Still hopeful, we investigated a massive sandstone table with a stunning vista of the southern basin and then climbed back up until we faced the eastern side of House Park Butte, all the time scanning the rocks for an arch.
Much to my surprise, Oggie was acting like a pup, leaping over chasms, jumping down escarpments, and scrambling up cliffs. I began to think her joint supplements were the mythical fountain of youth, but my hubby said she just loved adventure.
By that time, though, she and I were tired, so we rested and drank some water while Ted explored the butte.
He returned 30 minutes later, saying he hadn’t found the arch. Disappointed, we started down the cliffs toward the spring just above Turner’s homestead.

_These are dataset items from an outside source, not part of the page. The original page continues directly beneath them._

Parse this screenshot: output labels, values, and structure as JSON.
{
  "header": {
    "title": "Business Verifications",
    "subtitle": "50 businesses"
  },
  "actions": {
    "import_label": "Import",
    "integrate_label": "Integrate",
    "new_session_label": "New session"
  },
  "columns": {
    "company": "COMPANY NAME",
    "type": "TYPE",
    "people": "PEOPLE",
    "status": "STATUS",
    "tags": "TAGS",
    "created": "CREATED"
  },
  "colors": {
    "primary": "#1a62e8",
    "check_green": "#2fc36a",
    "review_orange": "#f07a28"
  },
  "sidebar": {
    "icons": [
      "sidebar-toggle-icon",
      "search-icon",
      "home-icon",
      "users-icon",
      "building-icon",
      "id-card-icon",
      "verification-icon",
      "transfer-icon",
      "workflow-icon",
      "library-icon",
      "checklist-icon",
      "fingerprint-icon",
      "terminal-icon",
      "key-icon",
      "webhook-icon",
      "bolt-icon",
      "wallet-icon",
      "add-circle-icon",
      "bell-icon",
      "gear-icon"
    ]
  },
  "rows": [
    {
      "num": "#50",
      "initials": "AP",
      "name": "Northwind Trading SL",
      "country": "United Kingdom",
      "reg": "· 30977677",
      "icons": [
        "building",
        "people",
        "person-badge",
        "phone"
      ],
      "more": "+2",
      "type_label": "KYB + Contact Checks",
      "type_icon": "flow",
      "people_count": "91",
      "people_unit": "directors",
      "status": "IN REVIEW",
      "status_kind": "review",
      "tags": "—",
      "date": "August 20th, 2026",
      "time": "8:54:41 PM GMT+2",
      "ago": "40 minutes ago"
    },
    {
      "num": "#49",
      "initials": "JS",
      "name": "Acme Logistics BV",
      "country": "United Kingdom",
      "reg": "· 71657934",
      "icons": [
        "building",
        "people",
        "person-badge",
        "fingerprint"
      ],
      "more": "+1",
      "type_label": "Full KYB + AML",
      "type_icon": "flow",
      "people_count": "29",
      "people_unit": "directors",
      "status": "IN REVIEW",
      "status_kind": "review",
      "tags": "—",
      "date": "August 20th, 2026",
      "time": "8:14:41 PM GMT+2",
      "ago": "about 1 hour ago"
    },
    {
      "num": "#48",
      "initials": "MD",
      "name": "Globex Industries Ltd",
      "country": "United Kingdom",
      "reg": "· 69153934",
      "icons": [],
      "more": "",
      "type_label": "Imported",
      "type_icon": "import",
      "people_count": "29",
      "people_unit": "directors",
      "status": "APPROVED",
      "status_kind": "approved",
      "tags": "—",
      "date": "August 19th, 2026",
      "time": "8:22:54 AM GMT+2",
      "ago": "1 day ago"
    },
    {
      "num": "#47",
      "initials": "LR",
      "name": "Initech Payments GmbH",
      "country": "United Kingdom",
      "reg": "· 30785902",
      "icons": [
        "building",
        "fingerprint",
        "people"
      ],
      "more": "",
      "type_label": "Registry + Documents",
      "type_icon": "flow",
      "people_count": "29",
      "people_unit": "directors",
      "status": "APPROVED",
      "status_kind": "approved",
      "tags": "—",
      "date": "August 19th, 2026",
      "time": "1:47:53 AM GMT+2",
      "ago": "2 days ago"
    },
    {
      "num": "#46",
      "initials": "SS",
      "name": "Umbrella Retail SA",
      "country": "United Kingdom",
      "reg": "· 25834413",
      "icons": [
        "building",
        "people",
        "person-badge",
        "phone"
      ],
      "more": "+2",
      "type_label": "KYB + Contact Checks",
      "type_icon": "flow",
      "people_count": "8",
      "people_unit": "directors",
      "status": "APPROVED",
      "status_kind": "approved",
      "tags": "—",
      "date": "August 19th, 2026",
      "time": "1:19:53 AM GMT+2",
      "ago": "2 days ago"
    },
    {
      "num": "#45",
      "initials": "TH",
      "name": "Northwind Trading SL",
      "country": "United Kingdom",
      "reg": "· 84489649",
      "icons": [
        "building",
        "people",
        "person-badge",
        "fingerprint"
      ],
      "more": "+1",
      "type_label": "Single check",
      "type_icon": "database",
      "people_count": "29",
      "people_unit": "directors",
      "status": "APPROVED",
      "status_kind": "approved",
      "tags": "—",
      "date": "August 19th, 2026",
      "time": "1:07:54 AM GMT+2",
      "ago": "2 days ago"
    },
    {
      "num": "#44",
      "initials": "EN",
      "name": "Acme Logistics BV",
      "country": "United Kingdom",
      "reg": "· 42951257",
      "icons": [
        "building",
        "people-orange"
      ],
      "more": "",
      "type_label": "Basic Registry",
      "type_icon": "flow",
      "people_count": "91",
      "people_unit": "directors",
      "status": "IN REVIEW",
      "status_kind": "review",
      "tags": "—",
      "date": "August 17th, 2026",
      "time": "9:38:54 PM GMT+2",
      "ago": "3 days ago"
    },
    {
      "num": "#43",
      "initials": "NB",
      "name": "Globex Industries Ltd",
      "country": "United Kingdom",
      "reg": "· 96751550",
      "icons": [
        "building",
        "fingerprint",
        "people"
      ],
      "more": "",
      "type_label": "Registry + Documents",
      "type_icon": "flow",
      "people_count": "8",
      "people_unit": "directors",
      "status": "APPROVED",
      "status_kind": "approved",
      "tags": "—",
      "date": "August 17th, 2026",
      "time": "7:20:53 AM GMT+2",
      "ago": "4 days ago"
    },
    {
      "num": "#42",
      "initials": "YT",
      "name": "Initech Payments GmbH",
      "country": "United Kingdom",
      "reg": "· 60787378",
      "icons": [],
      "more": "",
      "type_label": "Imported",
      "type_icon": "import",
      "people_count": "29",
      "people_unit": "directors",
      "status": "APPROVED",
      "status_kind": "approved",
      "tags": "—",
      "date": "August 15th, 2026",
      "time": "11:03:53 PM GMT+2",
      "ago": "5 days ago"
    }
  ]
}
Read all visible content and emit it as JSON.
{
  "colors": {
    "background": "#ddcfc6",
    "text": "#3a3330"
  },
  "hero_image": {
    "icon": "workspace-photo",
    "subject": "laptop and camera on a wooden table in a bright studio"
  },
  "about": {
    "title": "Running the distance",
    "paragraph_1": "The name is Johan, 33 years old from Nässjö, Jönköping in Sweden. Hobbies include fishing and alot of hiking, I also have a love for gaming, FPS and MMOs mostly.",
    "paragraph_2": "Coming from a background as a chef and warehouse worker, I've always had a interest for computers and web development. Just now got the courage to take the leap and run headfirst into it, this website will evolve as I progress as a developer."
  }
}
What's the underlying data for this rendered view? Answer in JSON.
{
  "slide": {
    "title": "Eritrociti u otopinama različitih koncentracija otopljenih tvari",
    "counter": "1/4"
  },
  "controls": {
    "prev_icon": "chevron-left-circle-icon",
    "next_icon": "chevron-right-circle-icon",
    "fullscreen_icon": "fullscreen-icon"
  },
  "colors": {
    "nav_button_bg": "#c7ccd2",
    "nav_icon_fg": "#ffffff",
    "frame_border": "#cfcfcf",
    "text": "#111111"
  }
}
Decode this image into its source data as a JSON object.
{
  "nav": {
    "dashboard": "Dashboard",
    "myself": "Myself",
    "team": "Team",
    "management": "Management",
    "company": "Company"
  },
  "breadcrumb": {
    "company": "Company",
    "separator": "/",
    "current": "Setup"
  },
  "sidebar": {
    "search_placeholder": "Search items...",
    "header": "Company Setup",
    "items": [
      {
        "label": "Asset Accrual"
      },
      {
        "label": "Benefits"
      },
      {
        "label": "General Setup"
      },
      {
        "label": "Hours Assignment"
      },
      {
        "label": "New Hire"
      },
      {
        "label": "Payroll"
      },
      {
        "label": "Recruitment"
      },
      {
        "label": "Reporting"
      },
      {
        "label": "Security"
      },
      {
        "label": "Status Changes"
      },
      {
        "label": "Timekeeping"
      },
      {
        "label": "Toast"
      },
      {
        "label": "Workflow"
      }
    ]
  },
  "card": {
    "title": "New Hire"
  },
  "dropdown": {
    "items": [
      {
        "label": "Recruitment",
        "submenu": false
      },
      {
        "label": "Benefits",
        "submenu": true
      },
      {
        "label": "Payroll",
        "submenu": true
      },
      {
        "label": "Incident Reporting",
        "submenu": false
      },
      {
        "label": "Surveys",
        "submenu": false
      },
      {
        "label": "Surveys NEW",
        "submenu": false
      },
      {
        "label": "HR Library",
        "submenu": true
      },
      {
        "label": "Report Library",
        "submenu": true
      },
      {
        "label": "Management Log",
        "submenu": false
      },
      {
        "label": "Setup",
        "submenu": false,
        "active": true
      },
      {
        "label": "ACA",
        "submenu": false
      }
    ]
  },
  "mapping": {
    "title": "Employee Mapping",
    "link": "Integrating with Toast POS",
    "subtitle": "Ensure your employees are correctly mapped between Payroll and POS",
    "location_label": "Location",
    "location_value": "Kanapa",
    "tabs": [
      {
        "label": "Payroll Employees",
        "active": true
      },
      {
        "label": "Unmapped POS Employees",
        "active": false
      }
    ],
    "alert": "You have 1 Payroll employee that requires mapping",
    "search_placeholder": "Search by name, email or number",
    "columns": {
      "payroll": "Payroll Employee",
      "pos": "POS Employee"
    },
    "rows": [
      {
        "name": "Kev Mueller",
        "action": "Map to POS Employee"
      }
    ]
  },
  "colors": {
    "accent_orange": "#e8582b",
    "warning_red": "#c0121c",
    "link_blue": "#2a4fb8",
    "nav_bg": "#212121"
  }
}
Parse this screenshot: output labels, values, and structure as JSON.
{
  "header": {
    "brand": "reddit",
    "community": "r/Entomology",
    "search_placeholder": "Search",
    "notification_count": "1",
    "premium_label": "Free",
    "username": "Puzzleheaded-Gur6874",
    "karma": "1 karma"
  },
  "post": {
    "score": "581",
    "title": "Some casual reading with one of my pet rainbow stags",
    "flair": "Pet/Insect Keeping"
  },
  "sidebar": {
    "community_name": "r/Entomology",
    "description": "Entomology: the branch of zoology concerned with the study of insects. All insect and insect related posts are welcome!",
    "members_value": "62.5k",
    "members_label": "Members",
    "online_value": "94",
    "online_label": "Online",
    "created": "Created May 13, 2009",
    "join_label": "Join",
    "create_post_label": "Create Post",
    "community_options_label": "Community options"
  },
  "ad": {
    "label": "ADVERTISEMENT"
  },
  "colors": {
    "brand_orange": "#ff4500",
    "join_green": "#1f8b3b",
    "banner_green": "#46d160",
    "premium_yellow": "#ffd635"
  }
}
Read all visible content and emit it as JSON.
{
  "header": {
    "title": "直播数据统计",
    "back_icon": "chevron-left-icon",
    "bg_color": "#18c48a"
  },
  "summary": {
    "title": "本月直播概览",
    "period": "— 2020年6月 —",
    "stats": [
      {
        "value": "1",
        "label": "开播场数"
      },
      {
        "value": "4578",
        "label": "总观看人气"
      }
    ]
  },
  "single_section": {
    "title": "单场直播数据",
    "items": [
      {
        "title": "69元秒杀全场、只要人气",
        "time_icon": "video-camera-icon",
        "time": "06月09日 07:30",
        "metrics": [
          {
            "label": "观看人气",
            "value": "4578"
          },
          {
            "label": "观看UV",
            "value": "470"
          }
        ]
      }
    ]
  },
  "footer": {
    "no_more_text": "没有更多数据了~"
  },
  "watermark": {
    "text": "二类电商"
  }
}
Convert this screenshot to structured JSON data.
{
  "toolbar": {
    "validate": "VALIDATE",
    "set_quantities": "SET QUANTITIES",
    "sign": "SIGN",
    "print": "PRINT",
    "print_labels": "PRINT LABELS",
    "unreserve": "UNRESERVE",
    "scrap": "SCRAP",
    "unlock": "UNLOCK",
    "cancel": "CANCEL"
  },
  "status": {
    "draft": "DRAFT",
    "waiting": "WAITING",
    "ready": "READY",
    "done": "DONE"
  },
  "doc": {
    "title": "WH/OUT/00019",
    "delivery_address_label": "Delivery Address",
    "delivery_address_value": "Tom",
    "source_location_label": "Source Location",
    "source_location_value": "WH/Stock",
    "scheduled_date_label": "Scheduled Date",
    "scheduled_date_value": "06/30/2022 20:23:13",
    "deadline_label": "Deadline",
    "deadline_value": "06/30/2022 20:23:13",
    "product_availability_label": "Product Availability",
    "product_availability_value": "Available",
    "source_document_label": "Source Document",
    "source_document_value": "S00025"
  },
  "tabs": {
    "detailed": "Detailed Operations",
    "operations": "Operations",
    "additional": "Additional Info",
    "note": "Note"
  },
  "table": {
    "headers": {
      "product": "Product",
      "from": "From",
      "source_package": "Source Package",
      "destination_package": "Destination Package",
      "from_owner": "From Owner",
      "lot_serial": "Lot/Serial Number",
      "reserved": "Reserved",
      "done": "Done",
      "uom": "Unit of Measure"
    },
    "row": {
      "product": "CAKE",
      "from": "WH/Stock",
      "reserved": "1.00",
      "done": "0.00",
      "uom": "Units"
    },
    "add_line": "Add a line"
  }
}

At the seep, we hooked up with a cattle trail and followed it to the cabin and corral.
Mike Kelsey quoted Turner’s obituary in his book, Hiking, Biking, and Exploring Canyonlands National Park and Vicinity. It explained that before Turner built the cabin, he had lived in a cave for six years while tending his cattle.
His persistence paid off because his herd grew to about 800 head and later he became a very successful stockman and miner near Paradox, CO.
Although we didn’t find the arch, any quest across a landscape of stone and beauty is ultimately a search to find ourselves.
Quests toughen our muscles, hone our skills, and strengthen our companionships, but in a much deeper way the search for self is also a search for our own potential and humanity’s possibilities.
Dr. Bruce Lipton, Ph.D., a developmental biologist famous for the book The Biology of Belief, describes each individual as a cell in a living organism called humankind. We need each other, he says, for the body of humanity to thrive, to progress.
As Ted and I relaxed in the Jeep with Oggie wedged on the console between us waiting for her share of our lunch, I pondered the Ancestral Puebloans’ storyboard of their quests and Turner’s cave and cabin as he sought success in a remote region of the West, and I knew we’d be back. After all, we still needed to find Bow Hunter Arch.